CALS Researcher Awarded NSF Grant to Study Activation Domains
Research is expected to pave way for new gene editing techniques in agricultural crops
Activation domains and transcription factors may sound like terms from a science fiction movie, but they’re actually the focus of a new research project that could ultimately help our crops more readily adapt to the effects of climate change.
This project, jointly conducted by NC State, Duke, and UC Berkeley, will be supported through a new $3.4 million grant from the National Science Foundation.
Ross Sozzani, associate professor at NC State’s Plant and Microbial Biology Department and one of the principal investigators on the grant, says the project could lead to new methods for engineering genes in plants, allowing scientists to manipulate gene expression by way of special proteins called transcription factors.
“Transcription factors latch onto the regulatory regions of genes,” said Sozzani. “Once they’re bound to these regulatory domains, they can either activate or repress their targets by turning them on and off, respectively.”
Sozzani says that activation domains are regions of a transcription factor which, in conjunction with a DNA binding domain, are responsible for activating a transcription event.
“Activation domains are notoriously difficult to identify, because they are encoded by a wide range of seemingly unrelated amino acid sequences, and are structurally disordered,” Sozzani said. “Until we can reliably predict them, scientists cannot reliably know how transcription factors are so good at recruiting the right coactivator to the right place at the right time.”
The transdisciplinary, collaborative research will focus on the model plant Arabidopsis and has three main goals.
The first goal will be to use high-throughput screening methods to identify all the activation domains on the transcription factors in Arabidopsis.
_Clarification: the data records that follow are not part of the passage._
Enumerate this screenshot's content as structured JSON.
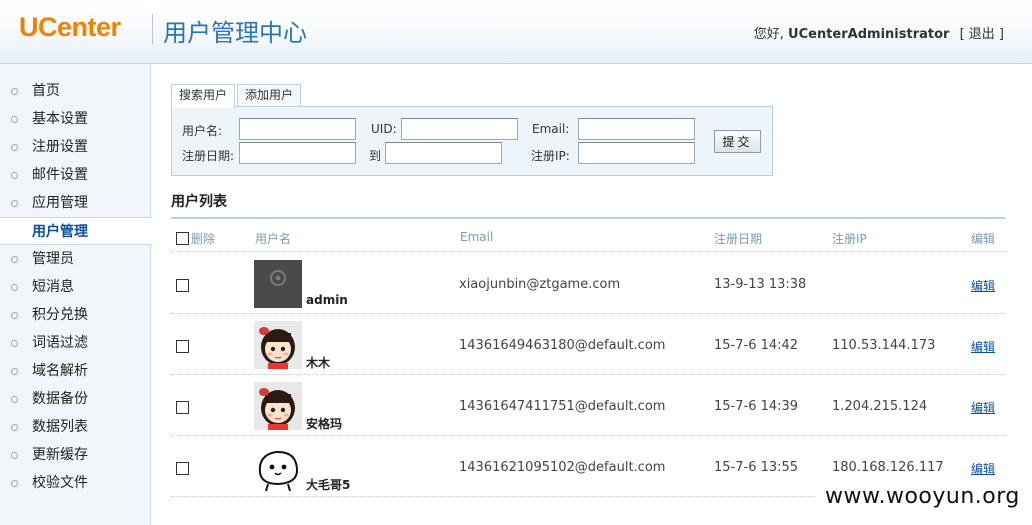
{
  "header": {
    "logo": "UCenter",
    "title": "用户管理中心",
    "greeting": "您好,",
    "username": "UCenterAdministrator",
    "logout": "[ 退出 ]"
  },
  "sidebar": {
    "items": [
      {
        "label": "首页"
      },
      {
        "label": "基本设置"
      },
      {
        "label": "注册设置"
      },
      {
        "label": "邮件设置"
      },
      {
        "label": "应用管理"
      },
      {
        "label": "用户管理",
        "active": true
      },
      {
        "label": "管理员"
      },
      {
        "label": "短消息"
      },
      {
        "label": "积分兑换"
      },
      {
        "label": "词语过滤"
      },
      {
        "label": "域名解析"
      },
      {
        "label": "数据备份"
      },
      {
        "label": "数据列表"
      },
      {
        "label": "更新缓存"
      },
      {
        "label": "校验文件"
      }
    ]
  },
  "tabs": [
    {
      "label": "搜索用户",
      "active": true
    },
    {
      "label": "添加用户"
    }
  ],
  "search": {
    "username_label": "用户名:",
    "uid_label": "UID:",
    "email_label": "Email:",
    "regdate_label": "注册日期:",
    "to_label": "到",
    "regip_label": "注册IP:",
    "username_value": "",
    "uid_value": "",
    "email_value": "",
    "regdate_from": "",
    "regdate_to": "",
    "regip_value": "",
    "submit": "提交"
  },
  "list": {
    "title": "用户列表",
    "columns": {
      "delete": "删除",
      "username": "用户名",
      "email": "Email",
      "regdate": "注册日期",
      "regip": "注册IP",
      "edit": "编辑"
    },
    "rows": [
      {
        "username": "admin",
        "email": "xiaojunbin@ztgame.com",
        "regdate": "13-9-13 13:38",
        "regip": "",
        "edit": "编辑",
        "avatar": "chrome-placeholder-icon"
      },
      {
        "username": "木木",
        "email": "14361649463180@default.com",
        "regdate": "15-7-6 14:42",
        "regip": "110.53.144.173",
        "edit": "编辑",
        "avatar": "cartoon-girl-avatar"
      },
      {
        "username": "安格玛",
        "email": "14361647411751@default.com",
        "regdate": "15-7-6 14:39",
        "regip": "1.204.215.124",
        "edit": "编辑",
        "avatar": "cartoon-girl-avatar"
      },
      {
        "username": "大毛哥5",
        "email": "14361621095102@default.com",
        "regdate": "15-7-6 13:55",
        "regip": "180.168.126.117",
        "edit": "编辑",
        "avatar": "white-blob-avatar"
      }
    ]
  },
  "watermark": "www.wooyun.org",
  "colors": {
    "logo": "#f08200",
    "title": "#2a75b6",
    "link": "#0b4f9c",
    "column_header": "#7a9ab8"
  }
}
Computational modeling will also be used to develop a neural network based on artificial intelligence that can recognize the different types of activation domains and to predict where they are in other plants.
For the final outcome of the project, the researchers will build synthetic activation domains, which could be used to engineer gene regulation in plants, including crops.
“There’s a lot to learn,” said Sozzani. “There are 1,717 transcription factors on Arabidopsis plants, but only eight known activation domains.”
Sozzani, who is also director of the plant improvement platform for the N.C. Plant Sciences Initiative, says this research can allow for advanced gene editing techniques that can fine-tune the activation and suppression of gene expressions in crops, allowing researchers to tackle some of the most important agricultural issues facing the world today, particularly climate change.
“This project should generate many useful tools for plant biologists and plant breeders to ensure our plants can adapt to drought in one region, for example, or excessively high temperatures or moisture in another,” said Sozzani. “In short, this study will generate a new set of tools in our toolbox to adapt our crops more quickly to the changing climate patterns and other challenges in agriculture’s future.”